Now we have to find the greatest number of $6$ digits number exactly divisible by $24,15$ and$36$
And we know that the greatest number of $6$ digits $= 999999$
Now, firstly we find the LCM of $24,15$ and $36$
$24 = 2 \times 2 \times 2 \times 3 = {2^3} \times 3 \\ 15 = 3 \times 5 \\ 36 = 2 \times 2 \times 3 \times 3 = {2^2} \times {3^2} \\$
The LCM must have all of these factors.
LCM$\left( {24,15,36} \right) = {2^3} \times {3^2} \times 5 = 360$
Now, we will divide the greatest number of $6$ digits by this LCM.
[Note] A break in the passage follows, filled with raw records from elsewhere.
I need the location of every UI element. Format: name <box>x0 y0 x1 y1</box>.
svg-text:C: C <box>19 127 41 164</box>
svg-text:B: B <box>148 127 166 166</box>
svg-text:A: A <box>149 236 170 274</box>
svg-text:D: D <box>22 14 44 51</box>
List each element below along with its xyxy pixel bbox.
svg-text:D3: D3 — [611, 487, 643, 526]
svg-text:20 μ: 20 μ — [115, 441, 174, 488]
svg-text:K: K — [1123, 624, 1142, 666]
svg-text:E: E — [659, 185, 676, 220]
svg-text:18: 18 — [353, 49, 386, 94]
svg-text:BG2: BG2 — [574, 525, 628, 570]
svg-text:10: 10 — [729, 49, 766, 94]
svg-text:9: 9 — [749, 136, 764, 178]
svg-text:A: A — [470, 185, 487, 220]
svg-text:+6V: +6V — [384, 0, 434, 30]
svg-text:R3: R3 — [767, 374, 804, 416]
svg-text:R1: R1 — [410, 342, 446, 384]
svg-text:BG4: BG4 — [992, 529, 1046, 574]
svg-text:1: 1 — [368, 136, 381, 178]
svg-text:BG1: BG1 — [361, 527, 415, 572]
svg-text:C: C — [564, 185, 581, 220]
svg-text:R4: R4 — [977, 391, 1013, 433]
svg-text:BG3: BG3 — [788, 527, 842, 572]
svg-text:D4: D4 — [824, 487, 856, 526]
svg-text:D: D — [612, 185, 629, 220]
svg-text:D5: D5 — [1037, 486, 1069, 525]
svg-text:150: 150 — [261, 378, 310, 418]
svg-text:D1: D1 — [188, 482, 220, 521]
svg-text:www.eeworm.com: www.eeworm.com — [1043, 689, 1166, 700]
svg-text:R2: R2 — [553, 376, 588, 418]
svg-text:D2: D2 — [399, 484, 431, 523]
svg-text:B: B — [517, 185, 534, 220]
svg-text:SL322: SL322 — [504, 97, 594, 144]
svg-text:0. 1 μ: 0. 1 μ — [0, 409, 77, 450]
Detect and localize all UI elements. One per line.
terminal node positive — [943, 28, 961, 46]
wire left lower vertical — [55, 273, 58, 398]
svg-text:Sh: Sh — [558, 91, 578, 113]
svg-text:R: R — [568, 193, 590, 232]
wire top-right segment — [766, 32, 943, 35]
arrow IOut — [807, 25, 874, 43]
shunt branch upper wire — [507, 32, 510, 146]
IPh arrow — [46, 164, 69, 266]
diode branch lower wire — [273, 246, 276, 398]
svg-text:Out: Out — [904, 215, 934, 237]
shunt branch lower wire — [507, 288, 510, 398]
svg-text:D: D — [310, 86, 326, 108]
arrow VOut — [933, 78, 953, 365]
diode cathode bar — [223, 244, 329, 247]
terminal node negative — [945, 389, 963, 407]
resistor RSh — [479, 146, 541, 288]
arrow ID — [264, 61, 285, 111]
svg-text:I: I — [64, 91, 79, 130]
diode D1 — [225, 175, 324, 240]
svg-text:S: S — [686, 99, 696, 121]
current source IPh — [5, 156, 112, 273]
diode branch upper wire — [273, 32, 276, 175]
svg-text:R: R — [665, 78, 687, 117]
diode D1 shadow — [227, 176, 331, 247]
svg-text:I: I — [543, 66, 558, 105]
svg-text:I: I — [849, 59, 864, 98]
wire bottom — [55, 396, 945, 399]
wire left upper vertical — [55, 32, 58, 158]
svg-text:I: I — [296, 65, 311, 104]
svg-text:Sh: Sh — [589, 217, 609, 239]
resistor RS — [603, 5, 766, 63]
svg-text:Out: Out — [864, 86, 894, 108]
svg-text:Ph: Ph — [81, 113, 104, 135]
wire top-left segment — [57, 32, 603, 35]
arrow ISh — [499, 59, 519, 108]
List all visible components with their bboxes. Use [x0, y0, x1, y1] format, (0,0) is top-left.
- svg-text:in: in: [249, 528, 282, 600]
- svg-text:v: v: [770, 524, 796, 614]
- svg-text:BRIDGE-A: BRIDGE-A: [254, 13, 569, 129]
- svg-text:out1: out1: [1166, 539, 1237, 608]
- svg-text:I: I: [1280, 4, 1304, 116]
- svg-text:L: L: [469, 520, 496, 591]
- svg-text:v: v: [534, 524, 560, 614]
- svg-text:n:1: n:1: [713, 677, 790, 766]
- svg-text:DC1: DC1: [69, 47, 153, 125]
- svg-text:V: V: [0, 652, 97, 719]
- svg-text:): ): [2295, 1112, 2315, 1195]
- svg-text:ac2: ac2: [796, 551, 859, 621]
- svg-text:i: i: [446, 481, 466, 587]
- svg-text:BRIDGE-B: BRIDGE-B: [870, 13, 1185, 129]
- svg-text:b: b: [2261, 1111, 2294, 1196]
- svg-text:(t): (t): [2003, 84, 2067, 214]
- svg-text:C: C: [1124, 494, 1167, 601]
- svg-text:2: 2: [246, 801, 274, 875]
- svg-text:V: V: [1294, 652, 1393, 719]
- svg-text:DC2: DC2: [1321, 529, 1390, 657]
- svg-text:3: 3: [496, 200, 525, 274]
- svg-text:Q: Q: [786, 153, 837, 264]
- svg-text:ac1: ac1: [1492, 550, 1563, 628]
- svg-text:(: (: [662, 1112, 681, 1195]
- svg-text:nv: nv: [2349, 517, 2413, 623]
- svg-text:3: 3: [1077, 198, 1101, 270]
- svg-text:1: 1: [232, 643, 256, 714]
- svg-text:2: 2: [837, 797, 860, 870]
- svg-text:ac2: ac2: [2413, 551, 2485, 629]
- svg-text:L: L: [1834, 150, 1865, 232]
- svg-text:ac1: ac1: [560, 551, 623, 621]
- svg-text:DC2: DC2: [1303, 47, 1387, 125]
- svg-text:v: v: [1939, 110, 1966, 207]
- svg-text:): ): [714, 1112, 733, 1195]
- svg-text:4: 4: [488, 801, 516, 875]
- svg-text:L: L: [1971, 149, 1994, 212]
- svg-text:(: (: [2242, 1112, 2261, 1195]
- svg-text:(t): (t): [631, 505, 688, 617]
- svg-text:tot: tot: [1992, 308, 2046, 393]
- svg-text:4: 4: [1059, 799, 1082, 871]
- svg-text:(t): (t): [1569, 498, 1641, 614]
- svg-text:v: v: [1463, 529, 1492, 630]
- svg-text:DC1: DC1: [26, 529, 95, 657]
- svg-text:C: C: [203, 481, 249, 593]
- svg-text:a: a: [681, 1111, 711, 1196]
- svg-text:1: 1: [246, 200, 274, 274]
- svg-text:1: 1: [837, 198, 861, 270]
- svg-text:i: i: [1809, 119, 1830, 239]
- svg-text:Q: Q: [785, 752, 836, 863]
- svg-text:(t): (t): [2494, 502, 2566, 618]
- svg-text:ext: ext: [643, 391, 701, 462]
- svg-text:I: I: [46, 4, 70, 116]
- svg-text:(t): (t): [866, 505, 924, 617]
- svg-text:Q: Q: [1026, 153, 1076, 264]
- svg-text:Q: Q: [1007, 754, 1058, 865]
We will do it so as to find the remainder, then we subtract the remainder from the greatest number of $6$ digits, and then we get the greatest number of $6$ digits exactly divisible by $24,15$and $36$.
Now,
$999999 = 360 \times 2777 + 279$
Quotient$= 2777$
Remainder$= 279$
Now, the required number is
$= 999999 - 279 \\ = 999720 \\$
$\dfrac{{999720}}{{24}} = 41,655 \\ \dfrac{{999720}}{{15}} = 66,648 \\ \dfrac{{999720}}{{36}} = 27,770 \\$
Hence, $999720$ is the greatest number of $6$ digits exactly divisible by $24,15$ and$36$.

Note- Whenever we face such types of questions the key concept is that we should find the LCM of given numbers and then divide the greatest $n$ digit number by this LCM and then subtract the remainder from the greatest $n$ digit number.